Sihar Sitorus: Koordinasi Pusat-Daerah Kunci Pencegahan TPPO

Menurut Sihar, kepala desa, RT, dan perangkat kelurahan adalah pihak yang paling mengetahui kondisi warganya.

Sihar Sitorus: Koordinasi Pusat-Daerah Kunci Pencegahan TPPO
Anggota Komisi IX DPR RI Fraksi PDI Perjuangan Sihar Sitorus dala Podcast Sudut Dengar Parlemen - Foto: TV Parlemen DPR

Jakarta, Gesuri.id – Anggota Komisi IX DPR RI Fraksi PDI Perjuangan Sihar Sitorus, menilai bahwa lemahnya koordinasi antara pemerintah pusat dan pemerintah daerah menjadi salah satu penyebab maraknya kasus TPPO. Hal itu ia sampaikan dalam Podcast Sudut Dengar Parlemen bersama TV Parlemen beberapa waktu lalu.

Menurut Sihar, kepala desa, RT, dan perangkat kelurahan adalah pihak yang paling mengetahui kondisi warganya. Karena itu, mereka harus terlibat aktif mencegah warganya terjerat tawaran kerja ilegal.

“Ketika warga bercerita sudah dapat tawaran dari Myanmar atau Vietnam, kepala desa harus bisa memberikan peringatan dini,” tegasnya.

Ia menilai RUU PPMI yang baru—yang sedang dibahas di Baleg—sudah tepat karena mengatur integrasi layanan migrasi antara pusat dan daerah. Dengan begitu, informasi resmi mengenai lowongan legal bisa sampai langsung kepada warga.

Sihar menyebutkan bahwa banyak keputusan bekerja ke luar negeri diambil secara terburu-buru karena tekanan ekonomi.

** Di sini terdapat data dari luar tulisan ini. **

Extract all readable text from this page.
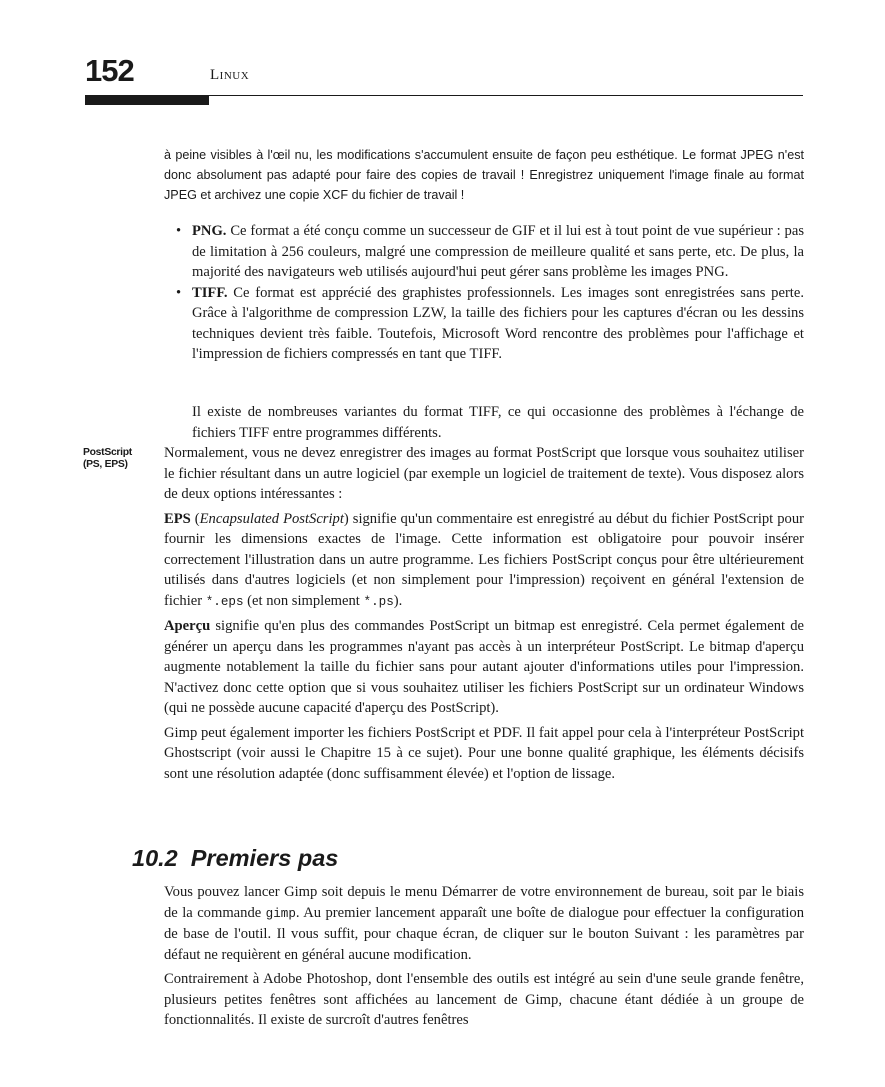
152	Linux

à peine visibles à l'œil nu, les modifications s'accumulent ensuite de façon peu esthétique. Le format JPEG n'est donc absolument pas adapté pour faire des copies de travail ! Enregistrez uniquement l'image finale au format JPEG et archivez une copie XCF du fichier de travail !

• PNG. Ce format a été conçu comme un successeur de GIF et il lui est à tout point de vue supérieur : pas de limitation à 256 couleurs, malgré une compression de meilleure qualité et sans perte, etc. De plus, la majorité des navigateurs web utilisés aujourd'hui peut gérer sans problème les images PNG.
• TIFF. Ce format est apprécié des graphistes professionnels. Les images sont enregistrées sans perte. Grâce à l'algorithme de compression LZW, la taille des fichiers pour les captures d'écran ou les dessins techniques devient très faible. Toutefois, Microsoft Word rencontre des problèmes pour l'affichage et l'impression de fichiers compressés en tant que TIFF.

Il existe de nombreuses variantes du format TIFF, ce qui occasionne des problèmes à l'échange de fichiers TIFF entre programmes différents.

PostScript
(PS, EPS)

Normalement, vous ne devez enregistrer des images au format PostScript que lorsque vous souhaitez utiliser le fichier résultant dans un autre logiciel (par exemple un logiciel de traitement de texte). Vous disposez alors de deux options intéressantes :

EPS (Encapsulated PostScript) signifie qu'un commentaire est enregistré au début du fichier PostScript pour fournir les dimensions exactes de l'image. Cette information est obligatoire pour pouvoir insérer correctement l'illustration dans un autre programme. Les fichiers PostScript conçus pour être ultérieurement utilisés dans d'autres logiciels (et non simplement pour l'impression) reçoivent en général l'extension de fichier *.eps (et non simplement *.ps).

Aperçu signifie qu'en plus des commandes PostScript un bitmap est enregistré. Cela permet également de générer un aperçu dans les programmes n'ayant pas accès à un interpréteur PostScript. Le bitmap d'aperçu augmente notablement la taille du fichier sans pour autant ajouter d'informations utiles pour l'impression. N'activez donc cette option que si vous souhaitez utiliser les fichiers PostScript sur un ordinateur Windows (qui ne possède aucune capacité d'aperçu des PostScript).

Gimp peut également importer les fichiers PostScript et PDF. Il fait appel pour cela à l'interpréteur PostScript Ghostscript (voir aussi le Chapitre 15 à ce sujet). Pour une bonne qualité graphique, les éléments décisifs sont une résolution adaptée (donc suffisamment élevée) et l'option de lissage.

10.2 Premiers pas

Vous pouvez lancer Gimp soit depuis le menu Démarrer de votre environnement de bureau, soit par le biais de la commande gimp. Au premier lancement apparaît une boîte de dialogue pour effectuer la configuration de base de l'outil. Il vous suffit, pour chaque écran, de cliquer sur le bouton Suivant : les paramètres par défaut ne requièrent en général aucune modification.

Contrairement à Adobe Photoshop, dont l'ensemble des outils est intégré au sein d'une seule grande fenêtre, plusieurs petites fenêtres sont affichées au lancement de Gimp, chacune étant dédiée à un groupe de fonctionnalités. Il existe de surcroît d'autres fenêtres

Pada kondisi seperti itu, warga mudah percaya pada janji palsu.

Karena itu, perangkat desa perlu aktif memberikan alternatif lain kepada warganya, termasuk informasi pelatihan dan sertifikasi yang tersedia di kota atau kabupaten.

Menurutnya, pendekatan ini lebih efektif daripada sekadar menindak pelaku TPPO setelah kasus terjadi. “Pencegahan itu dimulai dari lingkungan terdekat. Pusat tidak akan bisa bekerja sendirian,” ujarnya.

Ia berharap dengan koordinasi yang lebih baik, warga tidak perlu mengambil keputusan berisiko karena minim informasi. “Kalau masyarakat tahu jalur yang benar, mereka tidak akan mudah terjebak,” tutupnya.